Andy Murray won his first Grand Slam tournament Monday night on the hard courts at Flushing Meadows. As were most fans, I was happy Murray finally ascended to the top of his sport. I couldn’t help wondering, though, if a healthy Rafael Nadal would have stopped him. Long hampered by a chronic patellar tendon injury, Nadal elected to skip the two grueling weeks on the Arthur Ashe Stadium hard courts and try to rehab his ailing knee.
It led me to ponder a bigger question though. Do those hard courts shorten the careers of professional players like Nadal?
At only 26 years of age, Rafael Nadal arguably boasts one of the most impressive tennis resumes in recent memory. He has won 11 Grand Slam titles and the 2008 Olympic gold medal during his relatively brief career. But his lingering patellar tendon problems have proven to be a formidable opponent.
After missing the Olympics, Nadal withdrew from this year’s U.S. Open. In a statement, he acknowledged having a “partial tear of the patella tendon at the distal pole of the patella plus an inflammation of the Hoffa’s fat pad of his left knee”.
Unfortunately for Nadal, there are no easy treatments for his injury. Rest, rehab to strengthen the knee, and occasionally braces or taping make up the main treatment options. Unproven injections can be attempted if pain persists. No reliable surgical options exist. Patellar tendinopathy or partial patellar tendon tears can be difficult problems for an athlete who plays a repetitive impact sport like tennis.
Nadal’s withdrawal has renewed speculation that his best years might already be behind him. Many tennis observers have urged the Spaniard to play a more judicious schedule to preserve his health for the Grand Slams.
Would a reduced schedule help him win the U.S. Open again? In an article for the New York Daily News, Filip Bondy argued that Nadal would never win another major title on a hard court because the surface is too unforgiving for his knees.
I disagree that Nadal couldn’t battle through two weeks of matches on the Deco Turf at the U.S. Open.

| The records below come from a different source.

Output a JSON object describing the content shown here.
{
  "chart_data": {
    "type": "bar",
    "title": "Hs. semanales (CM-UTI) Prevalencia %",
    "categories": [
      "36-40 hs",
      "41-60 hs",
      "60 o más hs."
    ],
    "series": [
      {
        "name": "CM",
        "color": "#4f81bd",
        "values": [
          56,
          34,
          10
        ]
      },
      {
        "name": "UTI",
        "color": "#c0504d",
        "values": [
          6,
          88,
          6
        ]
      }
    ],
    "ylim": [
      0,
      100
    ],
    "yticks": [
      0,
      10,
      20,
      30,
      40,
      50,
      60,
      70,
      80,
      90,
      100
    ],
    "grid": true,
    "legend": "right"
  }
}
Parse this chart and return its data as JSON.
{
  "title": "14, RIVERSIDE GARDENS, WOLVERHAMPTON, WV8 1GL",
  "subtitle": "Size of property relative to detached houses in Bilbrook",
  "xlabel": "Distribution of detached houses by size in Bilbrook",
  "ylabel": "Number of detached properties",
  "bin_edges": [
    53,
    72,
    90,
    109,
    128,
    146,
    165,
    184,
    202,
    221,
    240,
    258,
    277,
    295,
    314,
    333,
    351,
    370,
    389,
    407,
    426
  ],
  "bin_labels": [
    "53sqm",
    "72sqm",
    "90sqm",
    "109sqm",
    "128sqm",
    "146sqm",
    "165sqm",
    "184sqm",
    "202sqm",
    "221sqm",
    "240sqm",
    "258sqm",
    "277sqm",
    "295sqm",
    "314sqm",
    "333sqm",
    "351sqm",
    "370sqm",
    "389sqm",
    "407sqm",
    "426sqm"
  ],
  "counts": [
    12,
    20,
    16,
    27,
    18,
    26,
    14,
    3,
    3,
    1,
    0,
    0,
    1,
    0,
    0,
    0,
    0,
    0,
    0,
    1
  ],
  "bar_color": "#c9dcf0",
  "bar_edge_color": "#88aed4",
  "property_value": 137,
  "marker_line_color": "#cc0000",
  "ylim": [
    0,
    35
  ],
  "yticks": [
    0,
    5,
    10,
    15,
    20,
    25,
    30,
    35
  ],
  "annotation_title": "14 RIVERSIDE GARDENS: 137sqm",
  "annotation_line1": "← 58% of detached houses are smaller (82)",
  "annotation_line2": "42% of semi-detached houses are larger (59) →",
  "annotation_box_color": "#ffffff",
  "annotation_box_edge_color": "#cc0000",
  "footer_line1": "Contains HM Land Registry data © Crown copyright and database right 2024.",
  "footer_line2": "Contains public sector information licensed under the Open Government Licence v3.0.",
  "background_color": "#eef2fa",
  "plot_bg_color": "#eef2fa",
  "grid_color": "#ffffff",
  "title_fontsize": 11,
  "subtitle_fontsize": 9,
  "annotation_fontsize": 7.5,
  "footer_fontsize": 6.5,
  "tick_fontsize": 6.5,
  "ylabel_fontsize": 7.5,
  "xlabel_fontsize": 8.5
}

But Bondy’s argument that the hard courts could be shortening his career and the careers of other professionals might have some merit.
Some players acknowledge the toll the hard courts take on players. Lindsay Davenport pointed out to Bondy, “I think the days of players lasting as long as Jimmy (Connors) did are over, just because there’s more tennis on hard courts.” Brad Gilbert stated even more bluntly, “Put it this way. How many sports do you know that they play on cement?”
Little data exists to prove that the court surface by itself leads to more injuries. Too many other variables – such as the number of tournaments played, the different numbers of matches played, and different styles of play – make definitive conclusions difficult.
Theoretically the argument makes sense. Running all over the court for hours every day for many months of the year causes a tremendous amount of repetitive stress on the knees, ankles, and feet. With the tennis season now running almost all year long, these players’ bodies can break down.
I would never argue that the hard court surfaces necessarily cause tennis injuries. For players with overuse injuries of their lower bodies, they probably don’t make the tournaments easier either. I do wonder if we will see players like Nadal play fewer hard court tournaments later in their careers.
This weekend, the World Team Tennis Finals returns to Charleston. It is one of my favorite events that I have covered as a physician. This year, some of the best players of the last twenty years – John McEnroe, Martina Hingis, and Venus Williams – are scheduled to play. If you like exciting tennis, music and fun, this shapes up to be a great weekend at the Family Circle Tennis Center Stadium.
Note: A modified version of this post appears as my sports medicine column in the September 13, 2012 issue of The Post and Courier.